[비즈한국] 公司获得了投资。这笔钱一分钱都没花,依然原封不动地躺在公司账户里。然而,要求还款的诉讼却不是发给公司,而是发给了创始人个人。法院也裁定,创始人必须偿还这笔债务。
这是韩国最大创作者内容平台OGQ创始人申哲浩(音译)的故事。申代表在15日于社交媒体上公开的声明中,揭露了自己背负120亿韩元个人债务的过程,并表达了自己的委屈。他表示,每个月仅利息就增加1亿韩元。他主张:“这不仅是我个人的问题,更是向韩国整个风险投资制度提出的质问。”
OGQ成立于2011年,是一个创作者内容平台,运营着买卖表情包、图片、字体等的“NAVER OGQ Market”等业务。它是拥有1700万用户、130万创作者的韩国国内规模最大的IP市场。
公司有400亿,创始人却面临破产,为何?
事件的起因要追溯到2021年。当时OGQ以收购盖帝图像韩国(Getty Images Korea)为前提,从A投资公司获得了90亿韩元的投资。这是一笔未约定收购完成时间或期限的附条件投资。合同中没有任何地方提到申代表个人的“连带保证”。只是,合同当事人包括投资者、OGQ以及作为“利益相关人”的申哲浩。

2023年,A投资公司以收购盖帝图像韩国实际上已告吹为由,要求偿还投资款,并直接将申代表个人作为诉讼对象。经过一审和二审,2026年4月大法院驳回了上诉,90亿韩元本金加上年利率12%的利息,约120亿韩元成为了申代表个人的确定债务。
为什么会对个人提起诉讼,而不是向拿到大额投资的公司追讨?据申代表称,这90亿韩元投资款“一分不少”地保留在公司账户中,且公司目前拥有约400亿韩元的现金类资产。就连这90亿韩元产生的利息也积压在公司账上。明明公司有足够的偿还能力,作为个人却因为很难立即筹措到120亿韩元现金,反而成了债务人。
申代表诉称,不仅背负债务,而且还没有合适的偿还途径。据申代表方面表示,他持有的OGQ股份受投资合同约束,存在处置限制和股东间同意程序,很难由个人单独出售;而其他股东也担心经营权变动及影响首次公开募股(IPO)而反对出售。
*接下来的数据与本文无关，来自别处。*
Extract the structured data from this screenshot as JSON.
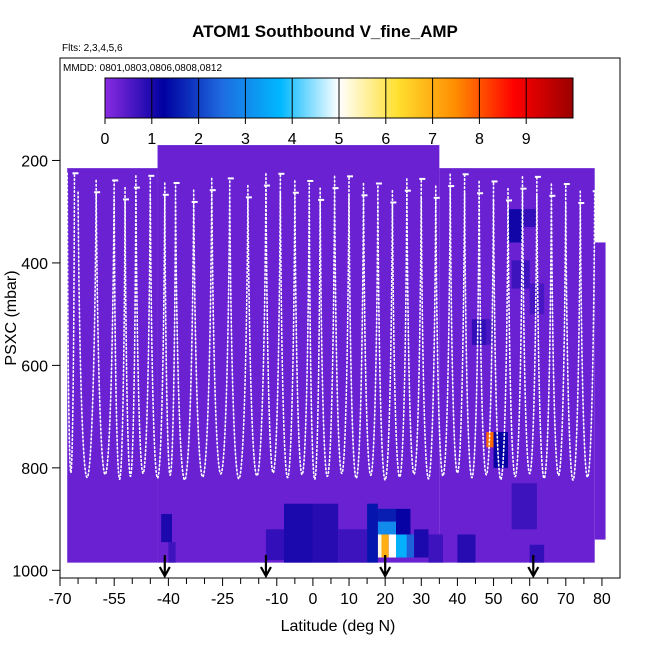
{
  "chart_data": {
    "type": "heatmap",
    "title": "ATOM1 Southbound V_fine_AMP",
    "flights_label": "Flts: 2,3,4,5,6",
    "dates_label": "MMDD: 0801,0803,0806,0808,0812",
    "xlabel": "Latitude (deg N)",
    "ylabel": "PSXC (mbar)",
    "xlim": [
      -70,
      85
    ],
    "ylim": [
      1015,
      0
    ],
    "x_ticks": [
      -70,
      -55,
      -40,
      -25,
      -10,
      0,
      10,
      20,
      30,
      40,
      50,
      60,
      70,
      80
    ],
    "x_tick_labels": [
      "-70",
      "-55",
      "-40",
      "-25",
      "-10",
      "0",
      "10",
      "20",
      "30",
      "40",
      "50",
      "60",
      "70",
      "80"
    ],
    "x_minor_ticks": [
      -65,
      -60,
      -50,
      -45,
      -35,
      -30,
      -20,
      -15,
      -5,
      5,
      15,
      25,
      35,
      45,
      55,
      65,
      75
    ],
    "y_ticks": [
      200,
      400,
      600,
      800,
      1000
    ],
    "y_tick_labels": [
      "200",
      "400",
      "600",
      "800",
      "1000"
    ],
    "colorbar": {
      "range": [
        0,
        10
      ],
      "ticks": [
        0,
        1,
        2,
        3,
        4,
        5,
        6,
        7,
        8,
        9
      ],
      "tick_labels": [
        "0",
        "1",
        "2",
        "3",
        "4",
        "5",
        "6",
        "7",
        "8",
        "9"
      ],
      "colors": [
        "#8a2be2",
        "#0000a0",
        "#1e6be0",
        "#00b8ff",
        "#ffffff",
        "#ffe030",
        "#ff8c00",
        "#ff0000",
        "#9a0000"
      ]
    },
    "background_value": 0.3,
    "domain_regions": [
      {
        "lat": [
          -68,
          -43
        ],
        "p": [
          215,
          985
        ]
      },
      {
        "lat": [
          -43,
          35
        ],
        "p": [
          170,
          985
        ]
      },
      {
        "lat": [
          35,
          78
        ],
        "p": [
          215,
          985
        ]
      },
      {
        "lat": [
          78,
          81
        ],
        "p": [
          360,
          940
        ]
      }
    ],
    "cells": [
      {
        "lat": [
          -42,
          -39
        ],
        "p": [
          890,
          945
        ],
        "v": 1.0
      },
      {
        "lat": [
          -40,
          -38
        ],
        "p": [
          945,
          985
        ],
        "v": 0.7
      },
      {
        "lat": [
          -13,
          -8
        ],
        "p": [
          920,
          980
        ],
        "v": 0.8
      },
      {
        "lat": [
          -8,
          0
        ],
        "p": [
          870,
          985
        ],
        "v": 1.0
      },
      {
        "lat": [
          0,
          7
        ],
        "p": [
          870,
          985
        ],
        "v": 0.9
      },
      {
        "lat": [
          7,
          15
        ],
        "p": [
          920,
          985
        ],
        "v": 0.7
      },
      {
        "lat": [
          15,
          18
        ],
        "p": [
          870,
          985
        ],
        "v": 1.5
      },
      {
        "lat": [
          18,
          23
        ],
        "p": [
          880,
          905
        ],
        "v": 1.6
      },
      {
        "lat": [
          18,
          23
        ],
        "p": [
          905,
          930
        ],
        "v": 3.0
      },
      {
        "lat": [
          18,
          19
        ],
        "p": [
          930,
          975
        ],
        "v": 5.2
      },
      {
        "lat": [
          19,
          21
        ],
        "p": [
          930,
          975
        ],
        "v": 7.0
      },
      {
        "lat": [
          21,
          23
        ],
        "p": [
          930,
          975
        ],
        "v": 5.0
      },
      {
        "lat": [
          23,
          26
        ],
        "p": [
          930,
          975
        ],
        "v": 3.6
      },
      {
        "lat": [
          23,
          27
        ],
        "p": [
          880,
          930
        ],
        "v": 1.2
      },
      {
        "lat": [
          26,
          28
        ],
        "p": [
          930,
          975
        ],
        "v": 2.4
      },
      {
        "lat": [
          28,
          32
        ],
        "p": [
          920,
          975
        ],
        "v": 1.0
      },
      {
        "lat": [
          32,
          36
        ],
        "p": [
          930,
          985
        ],
        "v": 0.7
      },
      {
        "lat": [
          40,
          45
        ],
        "p": [
          930,
          985
        ],
        "v": 0.9
      },
      {
        "lat": [
          44,
          48
        ],
        "p": [
          510,
          560
        ],
        "v": 0.8
      },
      {
        "lat": [
          48,
          50
        ],
        "p": [
          510,
          560
        ],
        "v": 0.6
      },
      {
        "lat": [
          48,
          50
        ],
        "p": [
          730,
          760
        ],
        "v": 7.8
      },
      {
        "lat": [
          50,
          54
        ],
        "p": [
          730,
          800
        ],
        "v": 1.2
      },
      {
        "lat": [
          54,
          58
        ],
        "p": [
          295,
          360
        ],
        "v": 1.1
      },
      {
        "lat": [
          58,
          62
        ],
        "p": [
          295,
          330
        ],
        "v": 0.8
      },
      {
        "lat": [
          55,
          60
        ],
        "p": [
          395,
          450
        ],
        "v": 0.7
      },
      {
        "lat": [
          60,
          64
        ],
        "p": [
          440,
          500
        ],
        "v": 0.6
      },
      {
        "lat": [
          55,
          62
        ],
        "p": [
          830,
          920
        ],
        "v": 0.7
      },
      {
        "lat": [
          60,
          64
        ],
        "p": [
          950,
          985
        ],
        "v": 0.8
      }
    ],
    "flight_profiles": [
      [
        -68,
        -66
      ],
      [
        -65,
        -60
      ],
      [
        -60,
        -55
      ],
      [
        -55,
        -52
      ],
      [
        -52,
        -49
      ],
      [
        -49,
        -45
      ],
      [
        -45,
        -41
      ],
      [
        -41,
        -38
      ],
      [
        -38,
        -33
      ],
      [
        -33,
        -28
      ],
      [
        -28,
        -23
      ],
      [
        -23,
        -18
      ],
      [
        -18,
        -13
      ],
      [
        -13,
        -9
      ],
      [
        -9,
        -5
      ],
      [
        -5,
        -1
      ],
      [
        -1,
        2
      ],
      [
        2,
        6
      ],
      [
        6,
        10
      ],
      [
        10,
        14
      ],
      [
        14,
        18
      ],
      [
        18,
        22
      ],
      [
        22,
        26
      ],
      [
        26,
        30
      ],
      [
        30,
        34
      ],
      [
        34,
        38
      ],
      [
        38,
        42
      ],
      [
        42,
        46
      ],
      [
        46,
        50
      ],
      [
        50,
        54
      ],
      [
        54,
        58
      ],
      [
        58,
        62
      ],
      [
        62,
        66
      ],
      [
        66,
        70
      ],
      [
        70,
        74
      ],
      [
        74,
        78
      ]
    ],
    "arrows_lat": [
      -41,
      -13,
      20,
      61
    ]
  }
}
即便账面上持有价值不菲的股份,由于无法及时变现,导致难以筹集偿还确定债务所需的流动资金。
最终,根据法院判决,申代表的工资、不动产以及持有的股份正在进入强制执行程序。根据拍卖范围,甚至可能导致超出债权额的经营权股份被转让。他正面临可能失去辛辛苦苦经营了15年的公司控制权的局面。
申代表表示虽然服从判决,但他也提出:“监管机构必须审视这种结构是否正常”,并表示将向金融委员会、金融监督院及中小风险企业部投诉。
政府此前一直致力于废除创始人连带保证制度,以防止创业失败演变为个人破产。风险投资法也规定,风险投资公司在投资过程中不得要求创始人提供连带保证。
即便如此,公司收到的投资款是如何变成创始人个人债务的呢?答案就在合同上书写的“利益相关人”这五个字里。
结果与连带保证无异的“利益相关人”惯例
风险投资界有一个由来已久的惯例。在投资合同中,不仅将公司,还会将创始人个人作为名为“利益相关人”的当事人列入。虽然名称看起来中立,但本质却大不相同。成为利益相关人的创始人需要对公司的陈述和保证承担个人责任,股权处置受限,离职也受到约束。最关键的是,当公司无法履行承诺时,他们甚至要分担金钱上的负担。这是一种将个人名字并排写在公司应当承担的义务旁边的做法。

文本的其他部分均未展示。